After the spectacular dive by Arturo Vidal in yesterday’s DFB Pokal semifinal, which arguably secured the victory for Bayern Munich over Werder Bremen, this research is more topical than ever. Scientists from the Frankfurt School of Finance and the University of Marburg have analyzed 4248 Budesliga games between 2000 and 2014. In particular, their data contain information on all referee decisions and a classification whether the decisions were correct, disputable or clearly wrong. And guess what, focussing only on the 666 clear penalties that were not given by the refs, there is a stark tendency to rule in favor of top teams. Moreover, the effect is by far the strongest for Bayern Munich, Germany’s most successful club team. The probability that a deprived penalty is in their favor is three times higher than the average.
But hold back your “I always knew it” outburst for a moment and let’s stick to the science. There is no published paper and also no working paper version out yet. So all we’re left with are some interviews with the authors in news papers. The Frankfurt School has a press release which refers to contacting one of the authors personally to get details about the methodology. That’s of course bad science because we cannot immediately check the results ourselves. But unfortunately it’s common in management science to not publish working paper versions and keep papers behind journal paywalls.
At least we can get an idea of what the study is doing from the news paper articles. I cannot judge how trustworthy their data source is. But I can at least imagine a problem with such a classification of referee decisions as mentioned above. The judgement whether a decision is correct will always remain subjective, to a certain extent. No video replay can completely eradicate this problem. And games with top teams involved receive much more media attention. Consequently, critical decisions are discussed more intensively too.
But let’s take their measures for granted for the moment. The results establish that top teams benefit from referee decisions in an unduly way when these teams play against less prominent teams. The same holds for home teams and for teams fighting for the international tournaments (Champions League and Euro League) or against relegation. The authors conclude that refs are driven by public sentiment and unconsciously rule in favor of the more popular teams.

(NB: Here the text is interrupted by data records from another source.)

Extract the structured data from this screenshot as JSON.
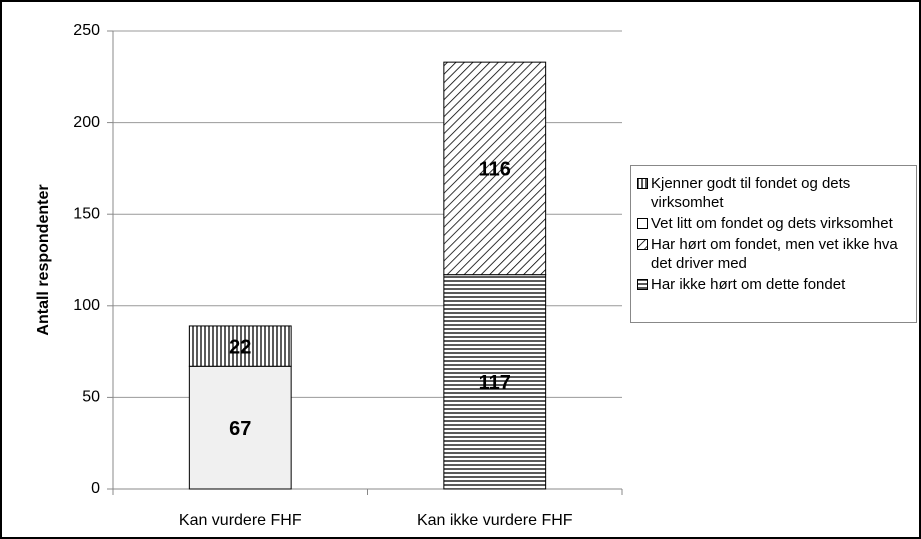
{
  "chart_data": {
    "type": "stacked_bar",
    "y_label": "Antall respondenter",
    "categories": [
      "Kan vurdere FHF",
      "Kan ikke vurdere FHF"
    ],
    "series": [
      {
        "name": "Har ikke hørt om dette fondet",
        "pattern": "horizontal",
        "values": [
          null,
          117
        ]
      },
      {
        "name": "Har hørt om fondet, men vet ikke hva det driver med",
        "pattern": "diagonal",
        "values": [
          null,
          116
        ]
      },
      {
        "name": "Vet litt om fondet og dets virksomhet",
        "pattern": "plain",
        "values": [
          67,
          null
        ]
      },
      {
        "name": "Kjenner godt til fondet og dets virksomhet",
        "pattern": "vertical",
        "values": [
          22,
          null
        ]
      }
    ],
    "ylim": [
      0,
      250
    ],
    "yticks": [
      0,
      50,
      100,
      150,
      200,
      250
    ],
    "grid": true,
    "legend": "right"
  }
}
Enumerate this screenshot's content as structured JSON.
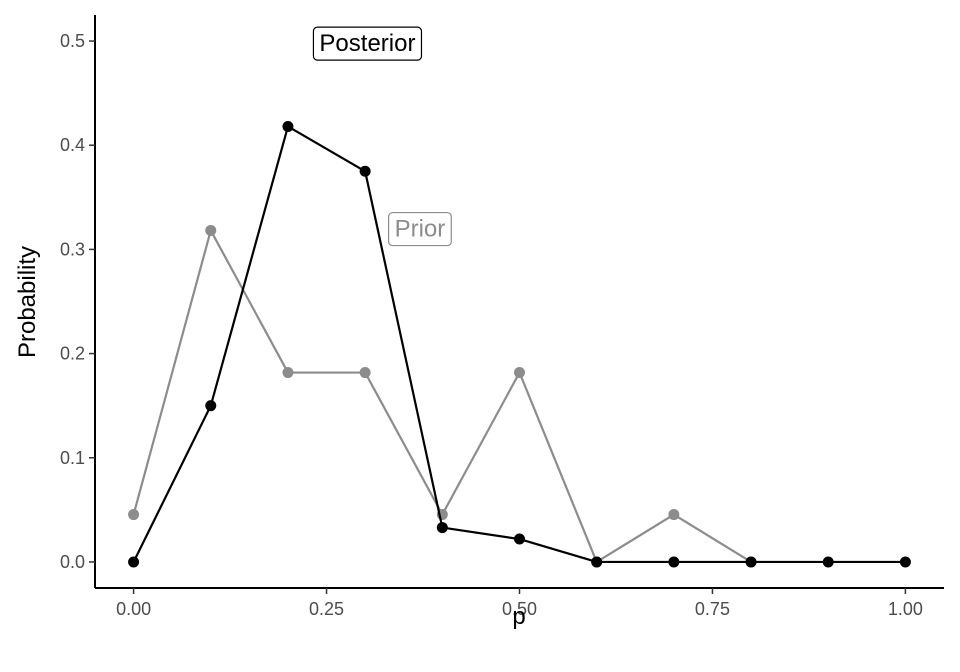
{
  "chart_data": {
    "type": "line",
    "xlabel": "p",
    "ylabel": "Probability",
    "x": [
      0.0,
      0.1,
      0.2,
      0.3,
      0.4,
      0.5,
      0.6,
      0.7,
      0.8,
      0.9,
      1.0
    ],
    "xlim": [
      -0.05,
      1.05
    ],
    "ylim": [
      -0.025,
      0.525
    ],
    "x_ticks": [
      0.0,
      0.25,
      0.5,
      0.75,
      1.0
    ],
    "x_tick_labels": [
      "0.00",
      "0.25",
      "0.50",
      "0.75",
      "1.00"
    ],
    "y_ticks": [
      0.0,
      0.1,
      0.2,
      0.3,
      0.4,
      0.5
    ],
    "y_tick_labels": [
      "0.0",
      "0.1",
      "0.2",
      "0.3",
      "0.4",
      "0.5"
    ],
    "grid": false,
    "series": [
      {
        "id": "prior",
        "color": "#8c8c8c",
        "values": [
          0.0455,
          0.3182,
          0.1818,
          0.1818,
          0.0455,
          0.1818,
          0.0,
          0.0455,
          0.0,
          null,
          null
        ]
      },
      {
        "id": "posterior",
        "color": "#000000",
        "values": [
          0.0,
          0.15,
          0.418,
          0.375,
          0.033,
          0.022,
          0.0,
          0.0,
          0.0,
          0.0,
          0.0
        ]
      }
    ],
    "annotations": [
      {
        "text": "Posterior",
        "series": "posterior",
        "x": 0.303,
        "y": 0.498,
        "color": "#000000"
      },
      {
        "text": "Prior",
        "series": "prior",
        "x": 0.371,
        "y": 0.32,
        "color": "#8c8c8c"
      }
    ]
  }
}
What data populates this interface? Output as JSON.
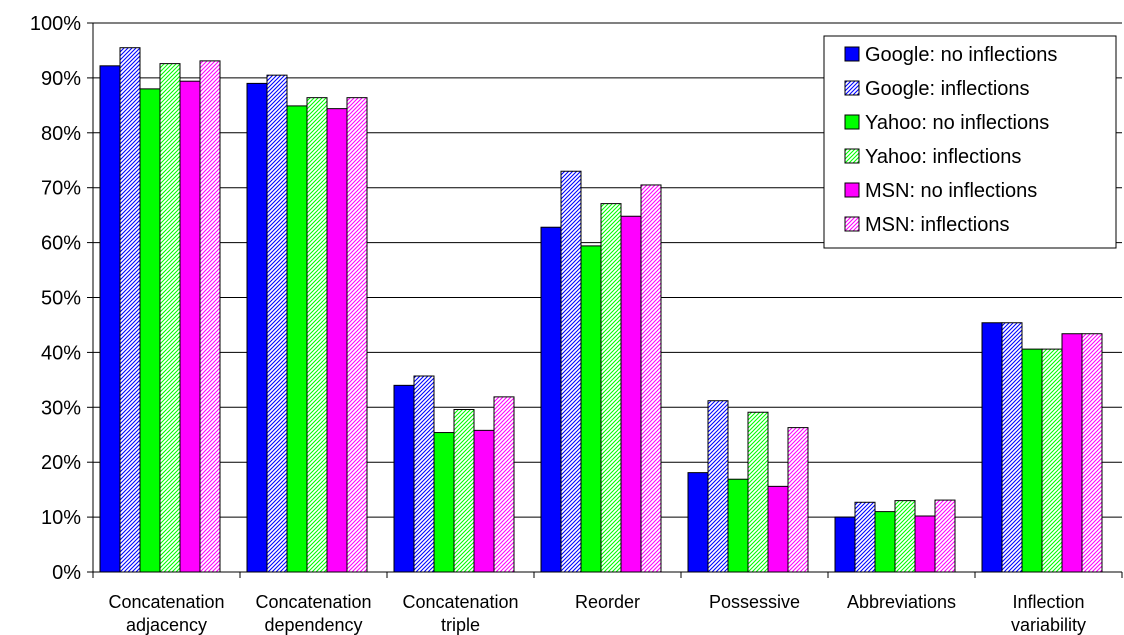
{
  "chart_data": {
    "type": "bar",
    "title": "",
    "xlabel": "",
    "ylabel": "",
    "ylim": [
      0,
      100
    ],
    "y_unit": "%",
    "yticks": [
      "0%",
      "10%",
      "20%",
      "30%",
      "40%",
      "50%",
      "60%",
      "70%",
      "80%",
      "90%",
      "100%"
    ],
    "grid": true,
    "legend_position": "top-right",
    "categories": [
      [
        "Concatenation",
        "adjacency"
      ],
      [
        "Concatenation",
        "dependency"
      ],
      [
        "Concatenation",
        "triple"
      ],
      [
        "Reorder"
      ],
      [
        "Possessive"
      ],
      [
        "Abbreviations"
      ],
      [
        "Inflection",
        "variability"
      ]
    ],
    "series": [
      {
        "name": "Google: no inflections",
        "color": "#0000ff",
        "pattern": "solid",
        "values": [
          92.2,
          89.0,
          34.0,
          62.8,
          18.1,
          10.0,
          45.4
        ]
      },
      {
        "name": "Google: inflections",
        "color": "#0000ff",
        "pattern": "hatched",
        "values": [
          95.5,
          90.5,
          35.7,
          73.0,
          31.2,
          12.7,
          45.4
        ]
      },
      {
        "name": "Yahoo: no inflections",
        "color": "#00ff00",
        "pattern": "solid",
        "values": [
          88.0,
          84.9,
          25.4,
          59.4,
          16.9,
          11.0,
          40.6
        ]
      },
      {
        "name": "Yahoo: inflections",
        "color": "#00ff00",
        "pattern": "hatched",
        "values": [
          92.6,
          86.4,
          29.6,
          67.1,
          29.1,
          13.0,
          40.6
        ]
      },
      {
        "name": "MSN: no inflections",
        "color": "#ff00ff",
        "pattern": "solid",
        "values": [
          89.4,
          84.4,
          25.8,
          64.8,
          15.6,
          10.2,
          43.4
        ]
      },
      {
        "name": "MSN: inflections",
        "color": "#ff00ff",
        "pattern": "hatched",
        "values": [
          93.1,
          86.4,
          31.9,
          70.5,
          26.3,
          13.1,
          43.4
        ]
      }
    ]
  }
}
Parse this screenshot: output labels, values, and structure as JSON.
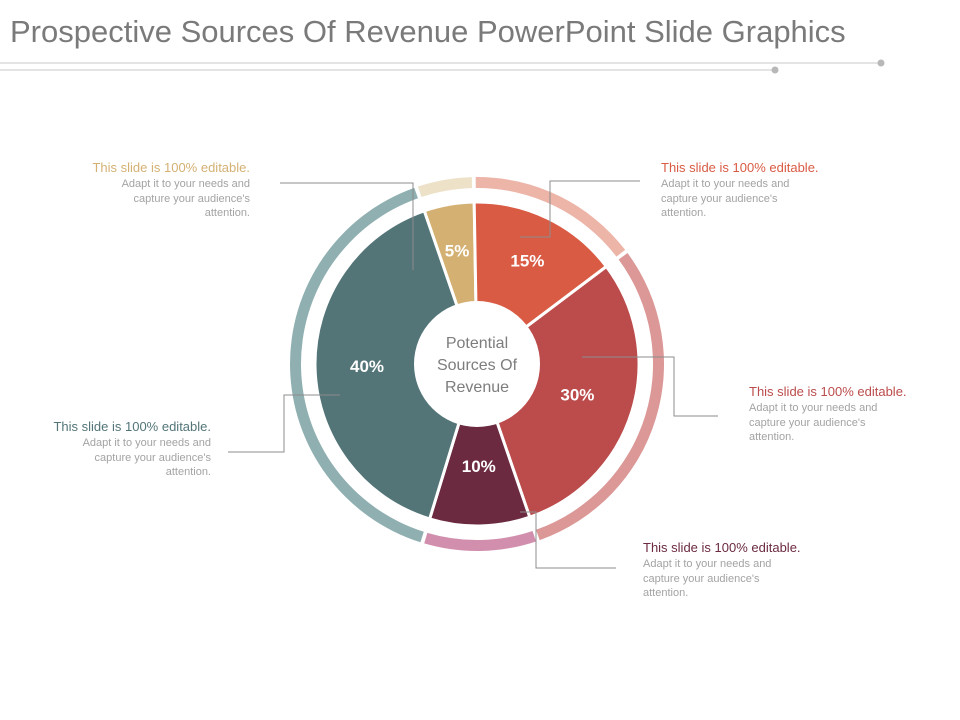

I truly hope that the authors are not just comparing means here. Because these results could be driven by many factors and the conclusion of a referee bias is only valid once these other explanations are ruled out. Generally, even if they control for other influences, I’m skeptical that it’s possible to measure and control for all relevant factors in such an analysis. There are just too many unobservable variables at play–above all the behavior of the players on the pitch. What do Champions League aspirants and teams threatened by relegation have in common? Well, they should play more eagerly and with more effort. Players of top teams might also just simply act smarter on the pitch and commit fouls more “skillfully”. That’s not an argument against the referee bias but casts doubt on the researchers’ interpretation of the results.
More importantly, I wonder whether the study suffers from a severe selection bias (this time the bias is statistical rather than cognitive). The newspaper cites that the probability of a “deprived penalty being a wrong decision” is significantly higher for Bayern Munich than for the average team. But you can only judge the correctness of a referee’s decision once a foul is committed and the referee has actually something to decide on. Top players most likely commit less fouls in the box than the average player. The few remaining situations top players are not able to solve with legal means might be very different from the average foul. This holds, for example, when top players resort to fouls in dead-ball situation when the box is very crowded and fouls are more difficult to observe (and thus more likely to be ruled in favor of the defending team).
In statistical terminology, what the researchers might estimate is the probability of a wrong decision given that a foul occurred, P(wrong decision in their favor | foul, top-team), which is different from the news paper’s interpretation, namely the probability of a wrong decision in favor of the top-team, P(wrong decision in their favor | top-team). In the former case you would condition on an (intermediate) outcome variable of the model, “committing a foul”, which is likely to introduce bias (Angrist and Pischke, 2009, Chapter 3.2.3). The problem of selection bias is well-known but very hard to cope with with standard statistical tools. To do correct inference you rather need something coming close to a controlled experiment which keeps the frequency (and intensity) of fouls constant. I wonder whether the study is able to do that or whether it’s even possible in general.*
To conclude: I’m very curious about this piece of research but we will have to wait until a paper gets published to judge the robustness of the conclusions. A short disclaimer might also be in order as well: as a Munich supporter I will of course deny any “Bayern bonus” until ultimately proven wrong. ;)
* In Judea Pearl’s notation you want to estimate P(wrong decision | do(top-team)) where “foul” is a child of “top-team” in the causal graph. That’s a thorny problem.